Back in the 1980s, Dr Cloninger noted that there were two different patterns of inheritance of alcoholism. There was the alcoholic who developed his disease slowly. He may have drank heavily as a young adult but did not become clinically alcoholic until his mid-30s or 40s. First degree family members of this person would have a 30-40% chance of being alcoholic.
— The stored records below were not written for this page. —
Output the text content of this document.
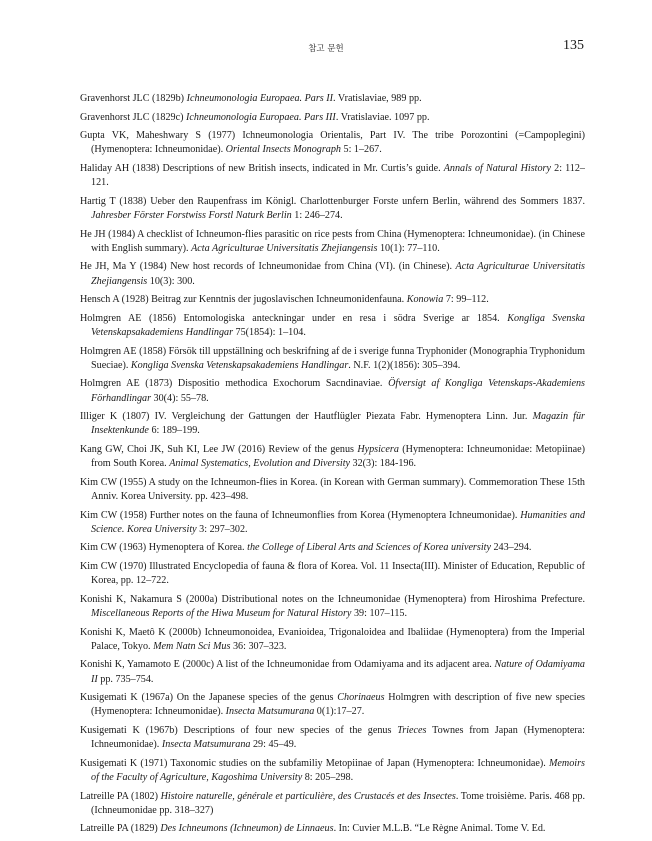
참고 문헌	135

Gravenhorst JLC (1829b) Ichneumonologia Europaea. Pars II. Vratislaviae, 989 pp.

Gravenhorst JLC (1829c) Ichneumonologia Europaea. Pars III. Vratislaviae. 1097 pp.

Gupta VK, Maheshwary S (1977) Ichneumonologia Orientalis, Part IV. The tribe Porozontini (=Campoplegini) (Hymenoptera: Ichneumonidae). Oriental Insects Monograph 5: 1–267.

Haliday AH (1838) Descriptions of new British insects, indicated in Mr. Curtis’s guide. Annals of Natural History 2: 112–121.

Hartig T (1838) Ueber den Raupenfrass im Königl. Charlottenburger Forste unfern Berlin, während des Sommers 1837. Jahresber Förster Forstwiss Forstl Naturk Berlin 1: 246–274.

He JH (1984) A checklist of Ichneumon-flies parasitic on rice pests from China (Hymenoptera: Ichneumonidae). (in Chinese with English summary). Acta Agriculturae Universitatis Zhejiangensis 10(1): 77–110.

He JH, Ma Y (1984) New host records of Ichneumonidae from China (VI). (in Chinese). Acta Agriculturae Universitatis Zhejiangensis 10(3): 300.

Hensch A (1928) Beitrag zur Kenntnis der jugoslavischen Ichneumonidenfauna. Konowia 7: 99–112.

Holmgren AE (1856) Entomologiska anteckningar under en resa i södra Sverige ar 1854. Kongliga Svenska Vetenskapsakademiens Handlingar 75(1854): 1–104.

Holmgren AE (1858) Försök till uppställning och beskrifning af de i sverige funna Tryphonider (Monographia Tryphonidum Sueciae). Kongliga Svenska Vetenskapsakademiens Handlingar. N.F. 1(2)(1856): 305–394.

Holmgren AE (1873) Dispositio methodica Exochorum Sacndinaviae. Öfversigt af Kongliga Vetenskaps-Akademiens Förhandlingar 30(4): 55–78.

Illiger K (1807) IV. Vergleichung der Gattungen der Hautflügler Piezata Fabr. Hymenoptera Linn. Jur. Magazin für Insektenkunde 6: 189–199.

Kang GW, Choi JK, Suh KI, Lee JW (2016) Review of the genus Hypsicera (Hymenoptera: Ichneumonidae: Metopiinae) from South Korea. Animal Systematics, Evolution and Diversity 32(3): 184-196.

Kim CW (1955) A study on the Ichneumon-flies in Korea. (in Korean with German summary). Commemoration These 15th Anniv. Korea University. pp. 423–498.

Kim CW (1958) Further notes on the fauna of Ichneumonflies from Korea (Hymenoptera Ichneumonidae). Humanities and Science. Korea University 3: 297–302.

Kim CW (1963) Hymenoptera of Korea. the College of Liberal Arts and Sciences of Korea university 243–294.

Kim CW (1970) Illustrated Encyclopedia of fauna & flora of Korea. Vol. 11 Insecta(III). Minister of Education, Republic of Korea, pp. 12–722.

Konishi K, Nakamura S (2000a) Distributional notes on the Ichneumonidae (Hymenoptera) from Hiroshima Prefecture. Miscellaneous Reports of the Hiwa Museum for Natural History 39: 107–115.

Konishi K, Maetô K (2000b) Ichneumonoidea, Evanioidea, Trigonaloidea and Ibaliidae (Hymenoptera) from the Imperial Palace, Tokyo. Mem Natn Sci Mus 36: 307–323.

Konishi K, Yamamoto E (2000c) A list of the Ichneumonidae from Odamiyama and its adjacent area. Nature of Odamiyama II pp. 735–754.

Kusigemati K (1967a) On the Japanese species of the genus Chorinaeus Holmgren with description of five new species (Hymenoptera: Ichneumonidae). Insecta Matsumurana 0(1):17–27.

Kusigemati K (1967b) Descriptions of four new species of the genus Trieces Townes from Japan (Hymenoptera: Ichneumonidae). Insecta Matsumurana 29: 45–49.

Kusigemati K (1971) Taxonomic studies on the subfamiliy Metopiinae of Japan (Hymenoptera: Ichneumonidae). Memoirs of the Faculty of Agriculture, Kagoshima University 8: 205–298.

Latreille PA (1802) Histoire naturelle, générale et particulière, des Crustacés et des Insectes. Tome troisième. Paris. 468 pp. (Ichneumonidae pp. 318–327)

Latreille PA (1829) Des Ichneumons (Ichneumon) de Linnaeus. In: Cuvier M.L.B. “Le Règne Animal. Tome V. Ed.
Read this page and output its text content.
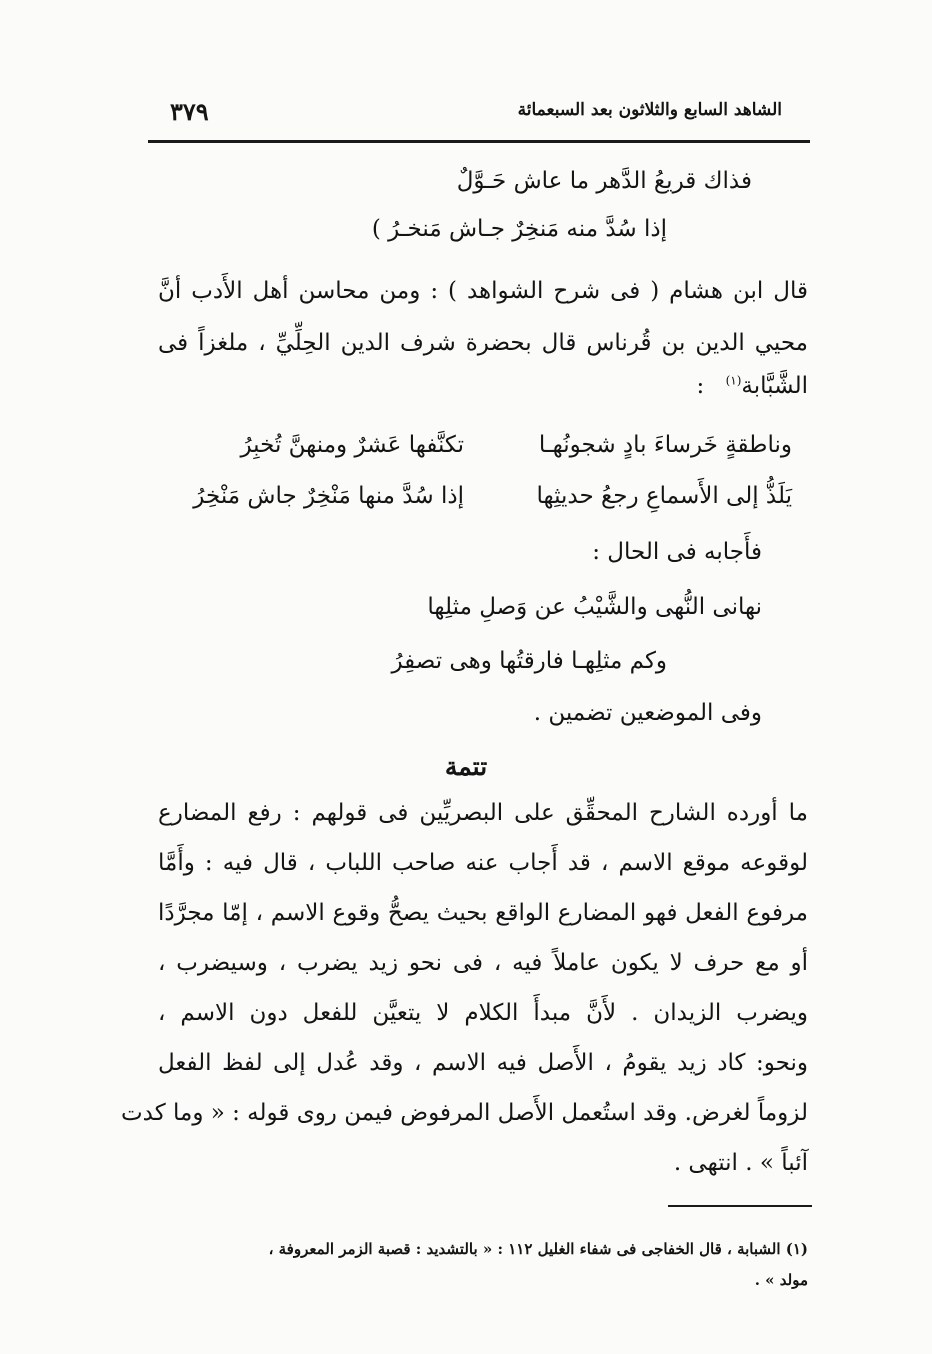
الشاهد السابع والثلاثون بعد السبعمائة
٣٧٩
فذاك قريعُ الدَّهر ما عاش حَـوَّلٌ
إذا سُدَّ منه مَنخِرٌ جـاش مَنخـرُ )
قال ابن هشام ( فى شرح الشواهد ) : ومن محاسن أهل الأَدب أنَّ
محيي الدين بن قُرناس قال بحضرة شرف الدين الحِلِّيِّ ، ملغزاً فى
الشَّبَّابة$^{(١)}$ :
وناطقةٍ خَرساءَ بادٍ شجونُهـا
تكنَّفها عَشرٌ ومنهنَّ تُخبِرُ
يَلَذُّ إلى الأَسماعِ رجعُ حديثِها
إذا سُدَّ منها مَنْخِرٌ جاش مَنْخِرُ
فأَجابه فى الحال :
نهانى النُّهى والشَّيْبُ عن وَصلِ مثلِها
وكم مثلِهـا فارقتُها وهى تصفِرُ
وفى الموضعين تضمين .
تتمة
ما أورده الشارح المحقِّق على البصريِّين فى قولهم : رفع المضارع
لوقوعه موقع الاسم ، قد أَجاب عنه صاحب اللباب ، قال فيه : وأَمَّا
مرفوع الفعل فهو المضارع الواقع بحيث يصحُّ وقوع الاسم ، إمّا مجرَّدًا
أو مع حرف لا يكون عاملاً فيه ، فى نحو زيد يضرب ، وسيضرب ،
ويضرب الزيدان . لأَنَّ مبدأَ الكلام لا يتعيَّن للفعل دون الاسم ،
ونحو: كاد زيد يقومُ ، الأَصل فيه الاسم ، وقد عُدل إلى لفظ الفعل
لزوماً لغرض. وقد استُعمل الأَصل المرفوض فيمن روى قوله : « وما كدت
آئباً » . انتهى .
(١) الشبابة ، قال الخفاجى فى شفاء الغليل ١١٢ : « بالتشديد : قصبة الزمر المعروفة ،
مولد » .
If they did develop alcoholism, the presentation was similar in that it developed relatively later.
However, if you were a male who was drinking alcoholically by your early 20s, than you had a 90% chance of having a son with the same early onset of alcoholism. Clearly, there seemed to be two different abnormalities being passed on that predisposed to alcohol abuse.
The two groups were better characterized in the 90s. The older onset, or Type One, had isolated alcohol problems. They tended to work more and develop problems after the age of 25. Type two alcoholics, on the other hand, were drinking heavily before age age 25. They had more psychiatric problems, more conduct issues and more use of illicit drugs.
The different types of patterns suggest there might be separate abnormal physiologies that led alcoholism. It is still unclear what the exact nature of these abnormalities are. Abnormalities of serotonin receptors have been postulated to be one source of disease but this is still being worked out. However, the important question remains: Should we treat both types of alcoholism the same way.
The short answer is NO!!!.
A famous alcohol treatment study, the COMBINE study, was done looking at treatment responses to naltrexone. Naltrexone was found to have some mild benefit. However, when the population was separated by subtype- type I alcoholics had a more significant benefit and type IIs had no benefit.
By the early 90s, it had been demonstrated that antidepressants had no benefit in treating alcoholism unless there was an independent diagnosis of depression. But that was also wrong. More recent research shows that that Zoloft helps reduce alcohol use in type I. However, alcohol use goes up in type IIs when they when prescribed antidepressants. . I cannot tell you how many young alcoholics are prescribed this type of medication without any thought that the drug might be causing harm. When they subsequently relapsed, we blamed toe patient and not the treatment. Ongoing alcohol use has always been blamed on the alcoholic, blaming anything else, we are told, is shirking responsibility. However, maybe we should also blame the medication. After all, bipolar gets worse with antidepressants, so why should we be surprised that one type of alcohol dependence also gets worse.
Zofran, in the low doses that are used for craving, has been found to be more helpful for type II alcoholics and of uncler benefit for type I. Perhaps this demonstrates that abnormal serotonin and/or abnormal learning is more of an issue with type II alcoholism.
My biggest question is whether this disease sub-type can be generalized to other classes of drug use. I believe it does though few studies have been done exploring this.